Встретили меня хорошо, сразу отвели в столовую. Надежда Васильевна, наша кухарка, большую миску борща мне поставила: «Все ешь, а то половником по голове огрею, сукин сын». А я и без нее бы все уплел!
В интернате было семнадцать девочек и тринадцать мальчиков. Бывший помещичий дом, широкий коридор посередине, с одной стороны мальчики, с другой — девочки. Круглые сироты, как я, жили на полном обеспечении круглый год. Таких было человек десять, и мы получали свои деньги из Федоровского детдома. А прочие — их в табеле почему-то называли «прочие» — в учебное время учились, а на каникулы ездили домой. По национальности — русские, украинцы, казахи, немцы, девочки-литовки были. Так я жил с шестого по десятый класс, до 1956 года.

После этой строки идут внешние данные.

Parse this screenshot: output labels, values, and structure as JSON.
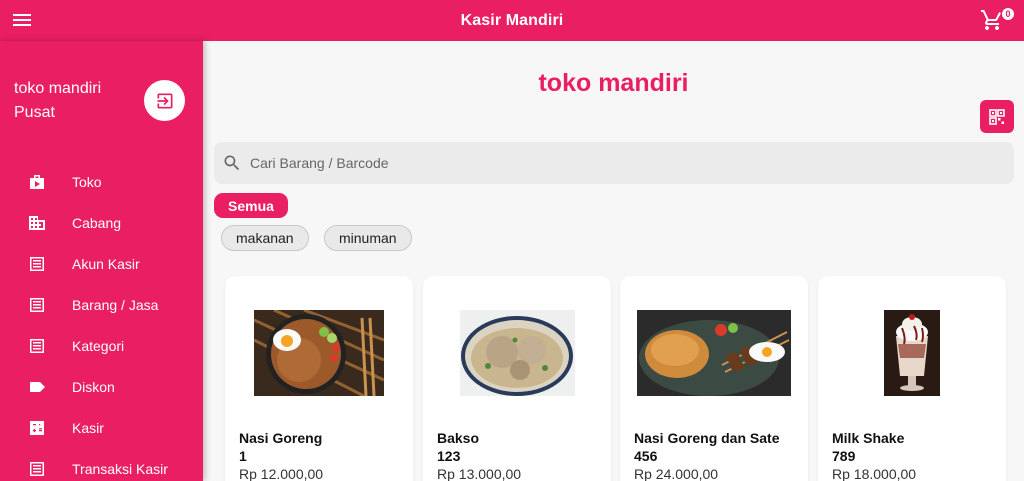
{
  "app": {
    "title": "Kasir Mandiri",
    "cart_count": "0"
  },
  "sidebar": {
    "store_name": "toko mandiri",
    "branch": "Pusat",
    "items": [
      {
        "label": "Toko",
        "icon": "store-icon"
      },
      {
        "label": "Cabang",
        "icon": "building-icon"
      },
      {
        "label": "Akun Kasir",
        "icon": "list-icon"
      },
      {
        "label": "Barang / Jasa",
        "icon": "list-icon"
      },
      {
        "label": "Kategori",
        "icon": "list-icon"
      },
      {
        "label": "Diskon",
        "icon": "label-icon"
      },
      {
        "label": "Kasir",
        "icon": "calculator-icon"
      },
      {
        "label": "Transaksi Kasir",
        "icon": "list-icon"
      }
    ]
  },
  "main": {
    "title": "toko mandiri",
    "search_placeholder": "Cari Barang / Barcode",
    "category_all": "Semua",
    "categories": [
      "makanan",
      "minuman"
    ],
    "products": [
      {
        "name": "Nasi Goreng",
        "code": "1",
        "price": "Rp 12.000,00"
      },
      {
        "name": "Bakso",
        "code": "123",
        "price": "Rp 13.000,00"
      },
      {
        "name": "Nasi Goreng dan Sate",
        "code": "456",
        "price": "Rp 24.000,00"
      },
      {
        "name": "Milk Shake",
        "code": "789",
        "price": "Rp 18.000,00"
      }
    ]
  },
  "colors": {
    "primary": "#e91e63",
    "background": "#f7f7f7",
    "card": "#ffffff"
  }
}
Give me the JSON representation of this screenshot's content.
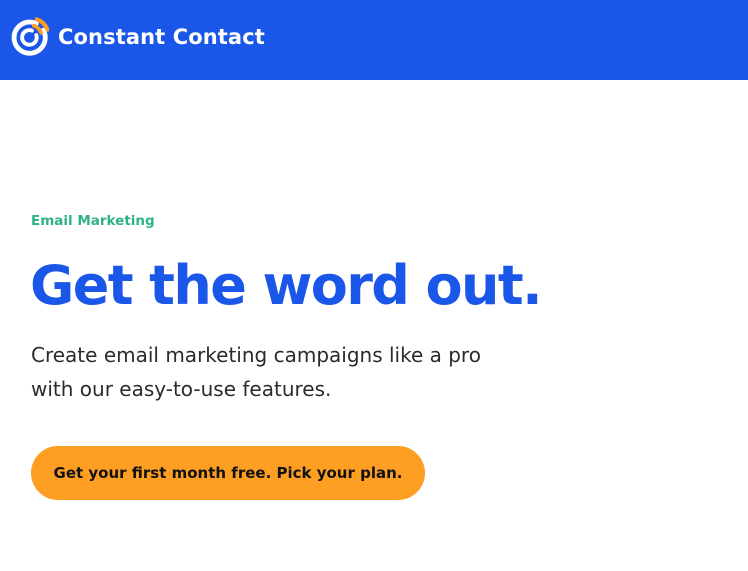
{
  "header": {
    "brand_name": "Constant Contact",
    "background_color": "#1a57e8",
    "logo_icon": "constant-contact-logo-icon",
    "logo_colors": {
      "ring": "#ffffff",
      "accent": "#fe9e22"
    }
  },
  "hero": {
    "eyebrow": "Email Marketing",
    "eyebrow_color": "#30b287",
    "headline": "Get the word out.",
    "headline_color": "#1a57e8",
    "subhead_line1": "Create email marketing campaigns like a pro",
    "subhead_line2": "with our easy-to-use features.",
    "cta_label": "Get your first month free. Pick your plan.",
    "cta_color": "#fe9e22"
  }
}
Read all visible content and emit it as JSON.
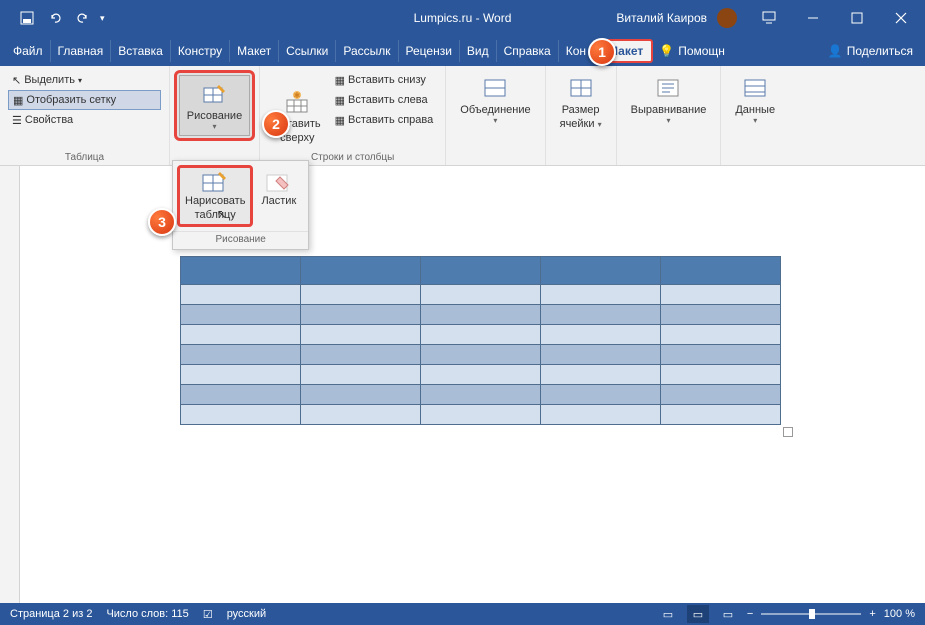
{
  "titlebar": {
    "title": "Lumpics.ru - Word",
    "user": "Виталий Каиров"
  },
  "menu": {
    "items": [
      "Файл",
      "Главная",
      "Вставка",
      "Констру",
      "Макет",
      "Ссылки",
      "Рассылк",
      "Рецензи",
      "Вид",
      "Справка",
      "Кон"
    ],
    "active": "Макет",
    "help": "Помощн",
    "share": "Поделиться"
  },
  "ribbon": {
    "group_table": {
      "label": "Таблица",
      "select": "Выделить",
      "grid": "Отобразить сетку",
      "props": "Свойства"
    },
    "group_draw": {
      "label": "Рисование"
    },
    "group_rowscols": {
      "label": "Строки и столбцы",
      "insert_top_1": "Вставить",
      "insert_top_2": "сверху",
      "insert_below": "Вставить снизу",
      "insert_left": "Вставить слева",
      "insert_right": "Вставить справа"
    },
    "group_merge": {
      "label": "Объединение"
    },
    "group_cellsize": {
      "label_1": "Размер",
      "label_2": "ячейки"
    },
    "group_align": {
      "label": "Выравнивание"
    },
    "group_data": {
      "label": "Данные"
    }
  },
  "dropdown": {
    "draw_table_1": "Нарисовать",
    "draw_table_2": "таблицу",
    "eraser": "Ластик",
    "label": "Рисование"
  },
  "status": {
    "page": "Страница 2 из 2",
    "words": "Число слов: 115",
    "lang": "русский",
    "zoom": "100 %"
  },
  "markers": {
    "m1": "1",
    "m2": "2",
    "m3": "3"
  }
}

Пионером я никогда не был, потому что у меня было плохое поведение. Я и не хотел быть пионером. Я не видел, что они особые ребята, эти пионеры, да ингушей не очень-то принимали. Потому что мы спецпереселенцы. Вдруг я потом великим шпионом заделаюсь, проникну в пионерскую организацию…

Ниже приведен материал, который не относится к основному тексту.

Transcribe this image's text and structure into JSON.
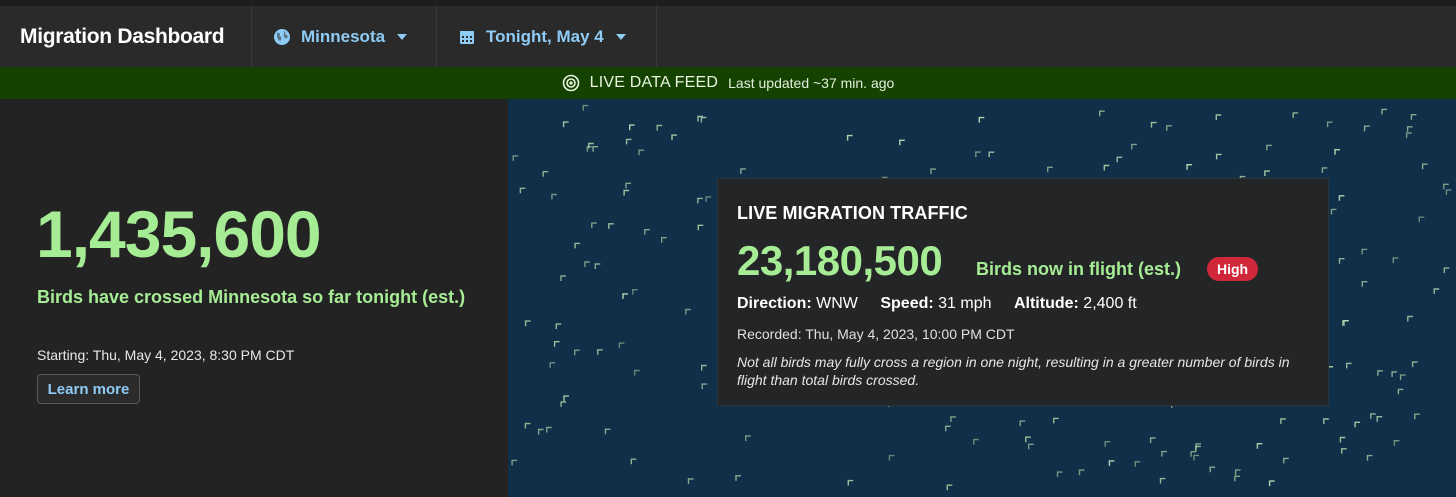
{
  "header": {
    "title": "Migration Dashboard",
    "region": {
      "label": "Minnesota",
      "icon": "globe-icon"
    },
    "date": {
      "label": "Tonight, May 4",
      "icon": "calendar-icon"
    }
  },
  "live_bar": {
    "icon": "broadcast-icon",
    "label": "LIVE DATA FEED",
    "updated": "Last updated ~37 min. ago",
    "background_color": "#154200"
  },
  "summary": {
    "count": "1,435,600",
    "label": "Birds have crossed Minnesota so far tonight (est.)",
    "starting": "Starting: Thu, May 4, 2023, 8:30 PM CDT",
    "learn_more_label": "Learn more",
    "accent_color": "#a6ec94"
  },
  "traffic": {
    "title": "LIVE MIGRATION TRAFFIC",
    "count": "23,180,500",
    "in_flight_label": "Birds now in flight (est.)",
    "intensity_badge": "High",
    "badge_color": "#d0273a",
    "direction_label": "Direction:",
    "direction_value": "WNW",
    "speed_label": "Speed:",
    "speed_value": "31 mph",
    "altitude_label": "Altitude:",
    "altitude_value": "2,400 ft",
    "recorded": "Recorded: Thu, May 4, 2023, 10:00 PM CDT",
    "note": "Not all birds may fully cross a region in one night, resulting in a greater number of birds in flight than total birds crossed."
  },
  "map": {
    "background_color": "#0f3048",
    "bird_icon": "bird-chevron-icon"
  }
}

В седьмом классе был такой предмет, назывался Конституция СССР. Преподавал его учитель Ким Иван Иванович, по национальности кореец. В нашем классе было трое репрессированных: я — ингуш, мой друг Арнольд, немец, и девочка-немка. Тесная комнатка, я сидел на первой парте, рядом была ниша с какими-то приборами, гербарий. Я поднял руку и спрашиваю: «Вы сказали, что все народы имеют одинаковые права, а почему для ингушей и немцев нет таких прав, как для остальных граждан СССР?» Учитель взял футляр из-под очков, стукнул меня им по голове и говорит: «Бандючонок, для бандитов и фашистов тюрьмы строят, а не конституции пишут». Я не удержался, схватил гербарий и надел ему на голову. Смотрю, девочка-немка плачет, Арнольд по-немецки что-то кричит. Учитель начал выгонять меня из класса, а я говорю: «Я не уйду!» Я уже в таком был физическом состоянии, что вполне мог дать ему отпор, если бы он попытался на меня воздействовать силой. Он схватил парту, тащит ее, а тогда в парте ученик сидел, как танкист в танке. Я уперся, ерзаю, а ученики хохочут. Зашла классная руководительница, из класса меня выгнали, приказали идти к директору. А директором у нас был Иван Маркович Неделько — Герой Советского Союза, белорусский партизан. Он был очень добрый и честный человек, но такого матерщинника я в жизни больше не встречал. Он матерился стихами. Плечо у него было выбито бронебойным снарядом, рука висела. Если он подходил и начинал раскачивать рукой, надо было отходить на безопасное расстояние. Но мужик был отменный. Я его очень уважал. Зашел я к директору, а он схватил большую геометрическую линейку и отхлестал меня хорошенько по мягкому месту. «Будешь, сукин сын, баловаться!» Иван Маркович позвал в класс классную руководительницу и говорит: «Посадите за парту этого сукина сына!» Он сделал так, чтобы меня спасти, чтобы меня не отправили в детприемник. Тот, кто попадал в детприемник, тот потом попадал в урки.